Víctor Segura

Personal information
- Full name: Víctor Segura Abascal
- Date of birth: 30 March 1973 (age 53)
- Place of birth: Zaragoza, Spain
- Height: 1.83 m (6 ft 0 in)
- Position: Centre-back

Youth career
- Zaragoza

Senior career*
- Years: Team / Apps / (Gls)
- 1990–1993: Zaragoza B / 69 / (2)
- 1993–1994: Palamós / 29 / (0)
- 1994–1995: Logroñés / 20 / (1)
- 1995–1997: Lleida / 13 / (1)
- 1997–1999: Norwich City / 29 / (0)
- 1999–2000: Getafe / 8 / (1)
- Total:  / 168 / (5)

= Víctor Segura =

Spanish footballer

Víctor Segura Abascal (born 30 March 1973) is a Spanish former professional footballer who played as a central defender.

==Club career==
A product of Real Zaragoza's youth ranks, Zaragoza-born Segura made his senior debut in the 1990–91 season with its B team, in the Segunda División B. Released by the Aragonese without making any competitive appearances, his first club as a professional was Palamós CF of Segunda División.

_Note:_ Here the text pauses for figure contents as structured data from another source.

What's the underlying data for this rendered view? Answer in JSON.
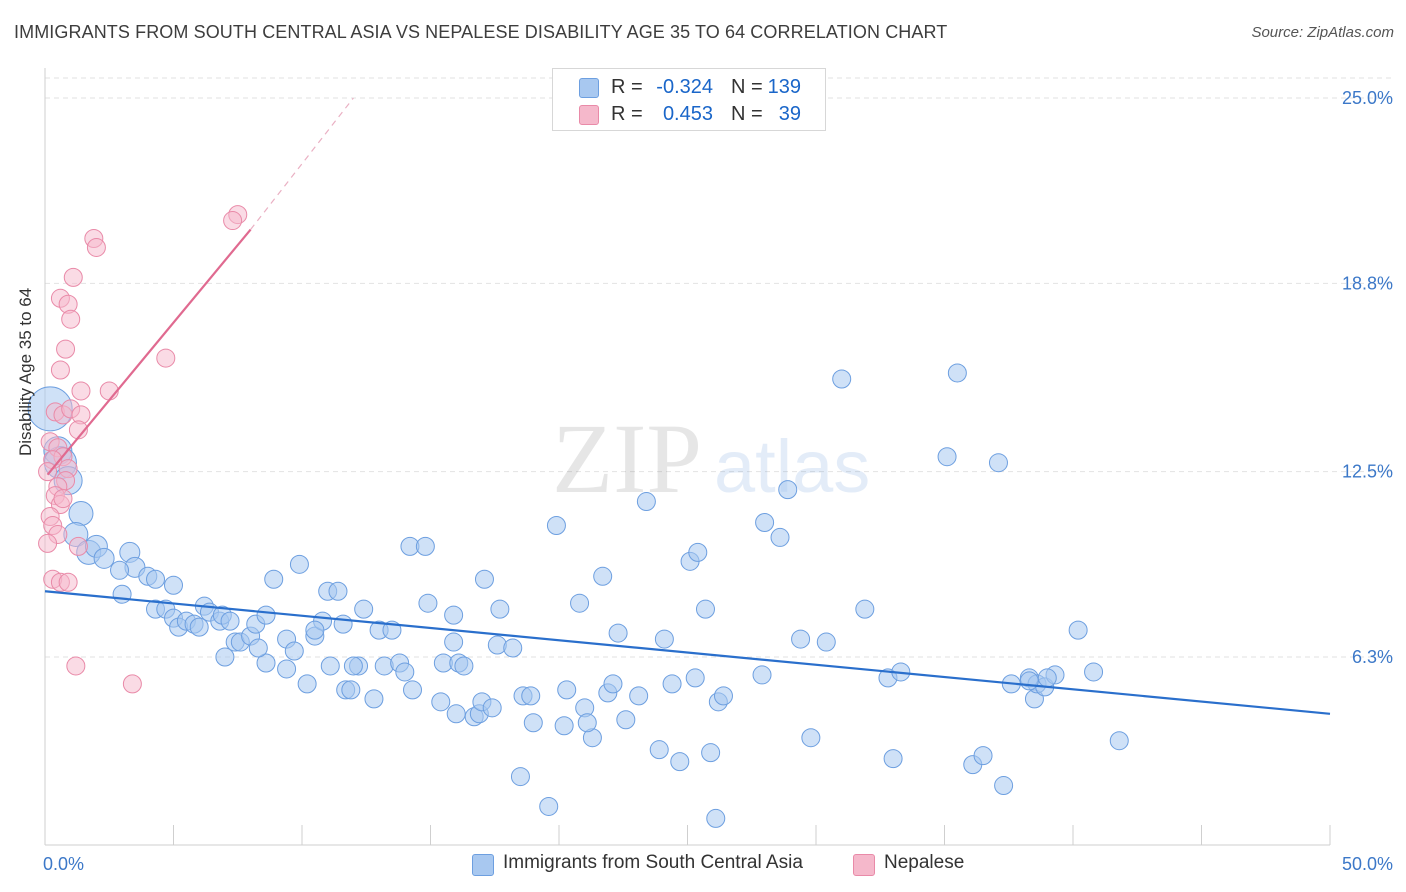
{
  "header": {
    "title": "IMMIGRANTS FROM SOUTH CENTRAL ASIA VS NEPALESE DISABILITY AGE 35 TO 64 CORRELATION CHART",
    "source": "Source: ZipAtlas.com"
  },
  "watermark": {
    "zip": "ZIP",
    "atlas": "atlas"
  },
  "legend": {
    "rows": [
      {
        "r_label": "R =",
        "r_value": "-0.324",
        "n_label": "N =",
        "n_value": "139",
        "color": "#a8c8f0"
      },
      {
        "r_label": "R =",
        "r_value": "0.453",
        "n_label": "N =",
        "n_value": "39",
        "color": "#f5b8cb"
      }
    ]
  },
  "bottom_legend": {
    "series1": "Immigrants from South Central Asia",
    "series2": "Nepalese"
  },
  "colors": {
    "blue_fill": "#a8c8f0",
    "blue_stroke": "#6d9fe0",
    "blue_line": "#2a6fcc",
    "pink_fill": "#f5b8cb",
    "pink_stroke": "#e98aa8",
    "pink_line": "#e06a90",
    "tick_label": "#3c78c8"
  },
  "chart_data": {
    "type": "scatter",
    "title": "IMMIGRANTS FROM SOUTH CENTRAL ASIA VS NEPALESE DISABILITY AGE 35 TO 64 CORRELATION CHART",
    "xlabel": "",
    "ylabel": "Disability Age 35 to 64",
    "xlim": [
      0,
      50
    ],
    "ylim": [
      0,
      25.5
    ],
    "x_tick_labels": [
      "0.0%",
      "50.0%"
    ],
    "y_ticks": [
      6.3,
      12.5,
      18.8,
      25.0
    ],
    "y_tick_labels": [
      "6.3%",
      "12.5%",
      "18.8%",
      "25.0%"
    ],
    "grid": true,
    "legend_position": "top-center",
    "series": [
      {
        "name": "Immigrants from South Central Asia",
        "color": "#a8c8f0",
        "trend": {
          "x": [
            0,
            50
          ],
          "y": [
            8.5,
            4.4
          ]
        },
        "points": [
          [
            0.2,
            14.6,
            22
          ],
          [
            0.5,
            13.2,
            14
          ],
          [
            0.6,
            12.8,
            16
          ],
          [
            0.9,
            12.2,
            14
          ],
          [
            1.4,
            11.1,
            12
          ],
          [
            1.2,
            10.4,
            12
          ],
          [
            1.7,
            9.8,
            12
          ],
          [
            2.0,
            10.0,
            11
          ],
          [
            3.3,
            9.8,
            10
          ],
          [
            2.3,
            9.6,
            10
          ],
          [
            3.5,
            9.3,
            10
          ],
          [
            4.0,
            9.0,
            9
          ],
          [
            4.3,
            8.9,
            9
          ],
          [
            2.9,
            9.2,
            9
          ],
          [
            3.0,
            8.4,
            9
          ],
          [
            5.0,
            8.7,
            9
          ],
          [
            4.3,
            7.9,
            9
          ],
          [
            4.7,
            7.9,
            9
          ],
          [
            5.0,
            7.6,
            9
          ],
          [
            5.2,
            7.3,
            9
          ],
          [
            5.5,
            7.5,
            9
          ],
          [
            5.8,
            7.4,
            9
          ],
          [
            6.0,
            7.3,
            9
          ],
          [
            6.2,
            8.0,
            9
          ],
          [
            6.4,
            7.8,
            9
          ],
          [
            6.8,
            7.5,
            9
          ],
          [
            6.9,
            7.7,
            9
          ],
          [
            7.2,
            7.5,
            9
          ],
          [
            7.4,
            6.8,
            9
          ],
          [
            7.6,
            6.8,
            9
          ],
          [
            8.0,
            7.0,
            9
          ],
          [
            8.2,
            7.4,
            9
          ],
          [
            8.6,
            7.7,
            9
          ],
          [
            8.9,
            8.9,
            9
          ],
          [
            8.6,
            6.1,
            9
          ],
          [
            9.4,
            6.9,
            9
          ],
          [
            9.7,
            6.5,
            9
          ],
          [
            9.4,
            5.9,
            9
          ],
          [
            9.9,
            9.4,
            9
          ],
          [
            10.2,
            5.4,
            9
          ],
          [
            10.5,
            7.0,
            9
          ],
          [
            10.8,
            7.5,
            9
          ],
          [
            11.1,
            6.0,
            9
          ],
          [
            11.0,
            8.5,
            9
          ],
          [
            11.4,
            8.5,
            9
          ],
          [
            11.6,
            7.4,
            9
          ],
          [
            11.7,
            5.2,
            9
          ],
          [
            11.9,
            5.2,
            9
          ],
          [
            12.2,
            6.0,
            9
          ],
          [
            12.4,
            7.9,
            9
          ],
          [
            12.8,
            4.9,
            9
          ],
          [
            13.0,
            7.2,
            9
          ],
          [
            13.2,
            6.0,
            9
          ],
          [
            13.5,
            7.2,
            9
          ],
          [
            13.8,
            6.1,
            9
          ],
          [
            14.0,
            5.8,
            9
          ],
          [
            14.2,
            10.0,
            9
          ],
          [
            14.3,
            5.2,
            9
          ],
          [
            14.8,
            10.0,
            9
          ],
          [
            14.9,
            8.1,
            9
          ],
          [
            15.4,
            4.8,
            9
          ],
          [
            15.5,
            6.1,
            9
          ],
          [
            15.9,
            6.8,
            9
          ],
          [
            15.9,
            7.7,
            9
          ],
          [
            16.1,
            6.1,
            9
          ],
          [
            16.3,
            6.0,
            9
          ],
          [
            16.0,
            4.4,
            9
          ],
          [
            16.7,
            4.3,
            9
          ],
          [
            16.9,
            4.4,
            9
          ],
          [
            17.0,
            4.8,
            9
          ],
          [
            17.1,
            8.9,
            9
          ],
          [
            17.6,
            6.7,
            9
          ],
          [
            17.7,
            7.9,
            9
          ],
          [
            18.2,
            6.6,
            9
          ],
          [
            18.5,
            2.3,
            9
          ],
          [
            18.6,
            5.0,
            9
          ],
          [
            18.9,
            5.0,
            9
          ],
          [
            19.0,
            4.1,
            9
          ],
          [
            19.6,
            1.3,
            9
          ],
          [
            19.9,
            10.7,
            9
          ],
          [
            20.2,
            4.0,
            9
          ],
          [
            20.3,
            5.2,
            9
          ],
          [
            20.8,
            8.1,
            9
          ],
          [
            21.0,
            4.6,
            9
          ],
          [
            21.3,
            3.6,
            9
          ],
          [
            21.1,
            4.1,
            9
          ],
          [
            21.7,
            9.0,
            9
          ],
          [
            21.9,
            5.1,
            9
          ],
          [
            22.1,
            5.4,
            9
          ],
          [
            22.3,
            7.1,
            9
          ],
          [
            22.6,
            4.2,
            9
          ],
          [
            23.1,
            5.0,
            9
          ],
          [
            23.4,
            11.5,
            9
          ],
          [
            23.9,
            3.2,
            9
          ],
          [
            24.1,
            6.9,
            9
          ],
          [
            24.4,
            5.4,
            9
          ],
          [
            24.7,
            2.8,
            9
          ],
          [
            25.1,
            9.5,
            9
          ],
          [
            25.3,
            5.6,
            9
          ],
          [
            25.4,
            9.8,
            9
          ],
          [
            25.7,
            7.9,
            9
          ],
          [
            25.9,
            3.1,
            9
          ],
          [
            26.1,
            0.9,
            9
          ],
          [
            26.2,
            4.8,
            9
          ],
          [
            26.4,
            5.0,
            9
          ],
          [
            27.9,
            5.7,
            9
          ],
          [
            28.0,
            10.8,
            9
          ],
          [
            28.6,
            10.3,
            9
          ],
          [
            28.9,
            11.9,
            9
          ],
          [
            29.4,
            6.9,
            9
          ],
          [
            29.8,
            3.6,
            9
          ],
          [
            30.4,
            6.8,
            9
          ],
          [
            31.0,
            15.6,
            9
          ],
          [
            31.9,
            7.9,
            9
          ],
          [
            32.8,
            5.6,
            9
          ],
          [
            33.0,
            2.9,
            9
          ],
          [
            33.3,
            5.8,
            9
          ],
          [
            35.5,
            15.8,
            9
          ],
          [
            35.1,
            13.0,
            9
          ],
          [
            36.1,
            2.7,
            9
          ],
          [
            36.5,
            3.0,
            9
          ],
          [
            37.1,
            12.8,
            9
          ],
          [
            37.3,
            2.0,
            9
          ],
          [
            37.6,
            5.4,
            9
          ],
          [
            38.3,
            5.6,
            9
          ],
          [
            38.5,
            4.9,
            9
          ],
          [
            38.6,
            5.4,
            9
          ],
          [
            38.9,
            5.3,
            9
          ],
          [
            38.3,
            5.5,
            9
          ],
          [
            39.3,
            5.7,
            9
          ],
          [
            39.0,
            5.6,
            9
          ],
          [
            40.2,
            7.2,
            9
          ],
          [
            40.8,
            5.8,
            9
          ],
          [
            41.8,
            3.5,
            9
          ],
          [
            10.5,
            7.2,
            9
          ],
          [
            12.0,
            6.0,
            9
          ],
          [
            8.3,
            6.6,
            9
          ],
          [
            7.0,
            6.3,
            9
          ],
          [
            17.4,
            4.6,
            9
          ]
        ]
      },
      {
        "name": "Nepalese",
        "color": "#f5b8cb",
        "trend": {
          "x": [
            0.1,
            8.0
          ],
          "y": [
            12.4,
            20.6
          ]
        },
        "trend_extension": {
          "x": [
            8.0,
            12.0
          ],
          "y": [
            20.6,
            25.0
          ]
        },
        "points": [
          [
            7.5,
            21.1,
            9
          ],
          [
            7.3,
            20.9,
            9
          ],
          [
            1.9,
            20.3,
            9
          ],
          [
            2.0,
            20.0,
            9
          ],
          [
            1.1,
            19.0,
            9
          ],
          [
            0.6,
            18.3,
            9
          ],
          [
            0.9,
            18.1,
            9
          ],
          [
            1.0,
            17.6,
            9
          ],
          [
            0.8,
            16.6,
            9
          ],
          [
            4.7,
            16.3,
            9
          ],
          [
            0.6,
            15.9,
            9
          ],
          [
            1.4,
            15.2,
            9
          ],
          [
            2.5,
            15.2,
            9
          ],
          [
            0.4,
            14.5,
            9
          ],
          [
            0.7,
            14.4,
            9
          ],
          [
            1.0,
            14.6,
            9
          ],
          [
            1.4,
            14.4,
            9
          ],
          [
            1.3,
            13.9,
            9
          ],
          [
            0.2,
            13.5,
            9
          ],
          [
            0.5,
            13.3,
            9
          ],
          [
            0.7,
            13.0,
            9
          ],
          [
            0.9,
            12.6,
            9
          ],
          [
            0.3,
            12.9,
            9
          ],
          [
            0.8,
            12.2,
            9
          ],
          [
            0.5,
            12.0,
            9
          ],
          [
            0.4,
            11.7,
            9
          ],
          [
            0.6,
            11.4,
            9
          ],
          [
            0.7,
            11.6,
            9
          ],
          [
            0.2,
            11.0,
            9
          ],
          [
            0.3,
            10.7,
            9
          ],
          [
            0.5,
            10.4,
            9
          ],
          [
            0.1,
            10.1,
            9
          ],
          [
            1.3,
            10.0,
            9
          ],
          [
            0.3,
            8.9,
            9
          ],
          [
            0.6,
            8.8,
            9
          ],
          [
            0.9,
            8.8,
            9
          ],
          [
            1.2,
            6.0,
            9
          ],
          [
            3.4,
            5.4,
            9
          ],
          [
            0.1,
            12.5,
            9
          ]
        ]
      }
    ]
  }
}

After a solid 1993–94, Segura was signed by La Liga side CD Logroñés, appearing regularly but facing relegation in 1995 in what was his sole top-flight campaign – the Riojan team ranked last with an all-time low 13 points, and he scored in a 4–2 home win against CD Tenerife where he was also sent off. He then spent two seasons with UE Lleida also in the second division.

Segura moved to England in 1997 with Norwich City, signed by manager Mike Walker on a Bosman transfer. His spell at Carrow Road was not a successful one, and he was released by Walker's successor Bruce Rioch two years later, having spent his final year majorly with the reserves.

Aged 27, Segura retired at the end of 1999–2000, after just eight second-tier matches with Getafe CF.